Uma Bíblia por pessoa

Os atletas e os visitantes podem trazer textos e objetos religiosos para uso pessoal quando estiverem em Pequim durante a Olimpíada, afirmou a organização, recomendando, entretanto, num comunicado publicado na sua página da internet, que "cada viajante não traga mais que uma Bíblia para a China".

Mas esta permissão não se estende ao movimento espiritual Falun Gong, proibido pelo governo comunista chinês por ser um "culto maligno".

A China é alvo de críticas freqüentes no que se refere à violação dos direitos humanos e à repressão da liberdade religiosa.

Liberdade religiosa em xeque

As autoridades chinesas só permitem manifestações cristãs no âmbito das igrejas aprovadas e controladas pelo Estado, mas milhões de fiéis são membros na clandestinidade, celebram reuniões em casas particulares e se recusam a aceitar a liderança religiosa do Estado.

A Constituição chinesa permite a existência de cinco igrejas oficiais cujos líderes são escolhidos e precisam ser membros do partido Comunista: budista, taoísta, muçulmana, católica e protestante.

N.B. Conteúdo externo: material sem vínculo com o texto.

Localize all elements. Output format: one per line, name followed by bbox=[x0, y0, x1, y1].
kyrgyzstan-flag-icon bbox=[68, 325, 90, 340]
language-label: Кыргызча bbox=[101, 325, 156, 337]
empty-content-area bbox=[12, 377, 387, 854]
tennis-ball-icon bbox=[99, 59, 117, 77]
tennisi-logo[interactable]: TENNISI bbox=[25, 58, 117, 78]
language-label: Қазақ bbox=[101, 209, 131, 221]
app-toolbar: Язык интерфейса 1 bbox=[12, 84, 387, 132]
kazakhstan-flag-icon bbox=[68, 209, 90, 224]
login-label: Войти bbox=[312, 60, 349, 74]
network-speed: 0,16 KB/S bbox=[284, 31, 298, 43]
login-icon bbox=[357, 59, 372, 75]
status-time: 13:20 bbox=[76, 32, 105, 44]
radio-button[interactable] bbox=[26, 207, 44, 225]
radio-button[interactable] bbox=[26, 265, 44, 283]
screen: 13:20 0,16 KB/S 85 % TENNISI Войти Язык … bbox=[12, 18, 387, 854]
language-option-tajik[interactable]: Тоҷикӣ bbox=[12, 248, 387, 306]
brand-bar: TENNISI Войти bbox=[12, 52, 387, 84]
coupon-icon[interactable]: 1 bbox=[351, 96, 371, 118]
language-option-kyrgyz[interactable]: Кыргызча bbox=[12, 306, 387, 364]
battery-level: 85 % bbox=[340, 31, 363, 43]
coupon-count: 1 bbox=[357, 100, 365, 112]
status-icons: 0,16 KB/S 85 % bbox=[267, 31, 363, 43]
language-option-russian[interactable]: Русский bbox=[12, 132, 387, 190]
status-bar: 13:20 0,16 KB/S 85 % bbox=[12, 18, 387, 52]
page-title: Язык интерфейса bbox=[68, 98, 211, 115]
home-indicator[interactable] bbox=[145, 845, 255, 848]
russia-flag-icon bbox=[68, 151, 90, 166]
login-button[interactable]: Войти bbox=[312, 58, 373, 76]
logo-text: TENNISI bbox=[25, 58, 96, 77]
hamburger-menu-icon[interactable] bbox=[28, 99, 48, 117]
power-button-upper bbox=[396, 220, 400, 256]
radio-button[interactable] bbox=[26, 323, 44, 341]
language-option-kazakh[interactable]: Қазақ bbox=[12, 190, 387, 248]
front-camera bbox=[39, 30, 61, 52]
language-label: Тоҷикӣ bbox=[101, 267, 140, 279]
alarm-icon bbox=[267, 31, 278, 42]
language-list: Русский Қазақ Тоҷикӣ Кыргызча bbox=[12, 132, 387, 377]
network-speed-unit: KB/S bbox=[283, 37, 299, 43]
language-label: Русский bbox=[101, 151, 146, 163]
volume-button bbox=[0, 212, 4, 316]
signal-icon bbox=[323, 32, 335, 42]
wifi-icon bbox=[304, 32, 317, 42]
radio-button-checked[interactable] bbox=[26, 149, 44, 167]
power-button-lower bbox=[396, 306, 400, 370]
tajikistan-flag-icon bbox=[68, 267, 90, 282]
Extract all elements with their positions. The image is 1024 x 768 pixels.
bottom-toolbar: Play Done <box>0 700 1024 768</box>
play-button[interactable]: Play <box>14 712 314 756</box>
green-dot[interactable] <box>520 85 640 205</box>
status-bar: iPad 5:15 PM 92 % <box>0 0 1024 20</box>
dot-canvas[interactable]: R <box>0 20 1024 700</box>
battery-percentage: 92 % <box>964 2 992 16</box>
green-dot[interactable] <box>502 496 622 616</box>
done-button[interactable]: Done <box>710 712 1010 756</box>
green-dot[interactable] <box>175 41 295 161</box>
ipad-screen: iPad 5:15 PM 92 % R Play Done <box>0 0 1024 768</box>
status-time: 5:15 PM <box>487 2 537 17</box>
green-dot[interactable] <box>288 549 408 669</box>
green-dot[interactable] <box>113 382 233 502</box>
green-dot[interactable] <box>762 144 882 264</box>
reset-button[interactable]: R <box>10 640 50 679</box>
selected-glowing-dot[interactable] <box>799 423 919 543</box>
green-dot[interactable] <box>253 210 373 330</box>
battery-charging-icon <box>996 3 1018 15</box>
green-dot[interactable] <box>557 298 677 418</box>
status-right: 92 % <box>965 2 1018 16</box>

Estima-se que a comunidade protestante na clandestinidade seja formada por cerca de 30 milhões de pessoas, e, segundo fontes do Vaticano, a igreja católica clandestina tem mais de oito milhões de fiéis.

Muitos dos líderes destas igrejas são regularmente presos, enquanto as autoridades fecham periodicamente as igrejas e locais de culto clandestinos, prendendo religiosos e fiéis.